The aetiology of the autoimmune and lymphoproliferative syndrome caused by the murine lpr (lymphoproliferation) mutation was studied by the adoptive transfer methodology using non-irradiated athymic and natural killer (NK)-deficient C57BL/6 nude beige mice (B6 nubg) as recipients. The [lpr-->nubg] chimeras did not display the severe lymphoid organ aplasia shown by irradiated non-lpr recipients of lpr haematopoietic cells. However, nor did they either express the typical lpr phenotype features (hyperglobulinaemia, autoimmunity and lymphoid hyperplasia). Nevertheless, engraftment of lpr cells in the nubg recipients was shown by their much increased survival, the recovery of T-cell mitogen responsiveness in the spleen, and the presence of T-dependent immunoglobulin isotypes in their serum. The host of donor origin of serum immunoglobulin was studied by measuring IgG2a allotypes in the serum of [lpr-->nubg] chimeras made with different lgh-congenic mice. Interestingly, several months after grafting, the serum IgG2a was found to be mainly of lpr graft origin, suggesting that only lpr B cells could function in such chimeras. In conclusion, a lpr spleen cell graft reconstituted non-irradiated nubg recipients and induced neither a typical lpr syndrome nor a lpr-type graft-versus-host (GVH)-like disease. These features of the lpr syndrome are at variance with those of the phenotypically similar gld syndrome, since this mutation allows the transfer of a generalized lymphadenopathy disease by grafting gld spleen cells in nubg or irradiated recipients. Unlike the gld syndrome, the lpr gene might not only affect haematopoietic cells but also cells of the environment, which would interact in the same impaired process.

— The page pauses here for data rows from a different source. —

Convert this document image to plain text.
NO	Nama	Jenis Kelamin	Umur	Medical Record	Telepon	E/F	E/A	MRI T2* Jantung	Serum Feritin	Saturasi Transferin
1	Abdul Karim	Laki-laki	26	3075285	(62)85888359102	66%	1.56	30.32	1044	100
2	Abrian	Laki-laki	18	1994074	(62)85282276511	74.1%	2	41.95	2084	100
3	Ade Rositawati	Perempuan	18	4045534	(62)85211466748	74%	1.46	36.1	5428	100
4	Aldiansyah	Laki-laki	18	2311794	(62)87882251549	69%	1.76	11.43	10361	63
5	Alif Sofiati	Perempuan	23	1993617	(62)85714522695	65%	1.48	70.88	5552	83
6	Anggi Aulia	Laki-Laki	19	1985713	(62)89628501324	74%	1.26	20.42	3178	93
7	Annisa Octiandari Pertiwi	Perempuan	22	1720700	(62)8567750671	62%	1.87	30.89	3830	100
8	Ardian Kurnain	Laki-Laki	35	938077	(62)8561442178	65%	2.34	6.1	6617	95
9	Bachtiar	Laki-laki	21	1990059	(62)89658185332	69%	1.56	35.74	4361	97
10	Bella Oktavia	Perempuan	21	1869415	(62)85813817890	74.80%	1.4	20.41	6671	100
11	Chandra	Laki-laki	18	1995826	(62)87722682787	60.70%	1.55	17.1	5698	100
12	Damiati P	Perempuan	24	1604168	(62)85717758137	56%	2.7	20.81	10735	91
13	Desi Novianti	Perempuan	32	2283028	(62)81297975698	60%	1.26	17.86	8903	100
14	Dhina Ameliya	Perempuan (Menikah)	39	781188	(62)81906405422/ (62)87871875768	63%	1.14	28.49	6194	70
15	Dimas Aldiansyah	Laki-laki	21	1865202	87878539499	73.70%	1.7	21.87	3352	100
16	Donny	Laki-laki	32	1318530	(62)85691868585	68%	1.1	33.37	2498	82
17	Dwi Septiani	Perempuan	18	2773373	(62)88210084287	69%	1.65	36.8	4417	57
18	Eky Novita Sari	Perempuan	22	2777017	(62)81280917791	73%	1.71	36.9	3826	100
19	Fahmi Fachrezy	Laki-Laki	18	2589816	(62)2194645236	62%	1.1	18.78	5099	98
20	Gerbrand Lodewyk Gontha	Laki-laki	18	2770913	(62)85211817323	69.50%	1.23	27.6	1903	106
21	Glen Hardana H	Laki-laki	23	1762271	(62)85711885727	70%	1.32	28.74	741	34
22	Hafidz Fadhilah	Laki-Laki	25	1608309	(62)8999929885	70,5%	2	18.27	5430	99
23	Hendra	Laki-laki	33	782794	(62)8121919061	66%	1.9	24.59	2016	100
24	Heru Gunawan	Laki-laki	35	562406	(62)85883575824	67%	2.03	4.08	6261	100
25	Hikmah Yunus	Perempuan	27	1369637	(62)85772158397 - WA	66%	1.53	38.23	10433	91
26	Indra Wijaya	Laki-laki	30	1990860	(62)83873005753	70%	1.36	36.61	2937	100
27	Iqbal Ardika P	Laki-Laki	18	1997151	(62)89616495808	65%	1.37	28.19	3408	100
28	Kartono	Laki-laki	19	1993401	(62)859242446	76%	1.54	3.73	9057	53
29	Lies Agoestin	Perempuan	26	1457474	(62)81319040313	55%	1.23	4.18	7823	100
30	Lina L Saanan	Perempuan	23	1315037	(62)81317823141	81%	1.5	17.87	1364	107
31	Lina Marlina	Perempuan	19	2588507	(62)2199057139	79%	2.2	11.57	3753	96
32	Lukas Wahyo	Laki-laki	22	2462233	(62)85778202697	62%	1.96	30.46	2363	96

Serum immunoglobulin isotype profile of viable and non viable lymphoid cell chimaeras made with nude athymic lpr (lymphoproliferation) mouse recipients.

C57BL/6 mice (B6) which are homozygous at the nu (nude, athymic) and lpr (lymphoproliferation) locus (B6 nulpr) are short-lived. We showed previously that increased survival could be obtained by grafting lymphoid cells from euthymic lpr-homozygous B6 mice (B6 lpr) mice ([lpr----nulpr] chimaeras), but curiously enough not from normal (B6 wild) mice ([wild----nulpr] chimaeras). Moreover female, but not male, [lpr----nulpr] chimaeras developed spleen and lymph node enlargement. In the present paper the distribution and absolute concentrations of all serum immunoglobulin (Ig) isotypes have been determined in these chimaeras and their controls. All chimaeras displayed whole serum Ig levels higher than those of B6 wild mice, suggesting a successful reconstitution of the athymic recipients by the grafted lymphoid cells, but two types of chimaeras were peculiar. The short-lived [wild----nulpr] chimaeras showed a proportion of IgM as high as ungrafted B6 nulpr mice, suggesting a deficient down-regulation of IgM production by the grafted B6 wild-type lymphoid cells. The [lpr----nulpr] female chimaeras recovered a long lasting overexpression of all Ig isotypes, like B6 lpr mice, while all the other chimaeras showed a transient overexpression only. Since neither lymphadenopathy nor persistent increase of serum Ig levels were observed in [lpr----nu] chimaeras, our data confirmed the need for a genetically lpr host to allow the significant development of the lpr syndrome.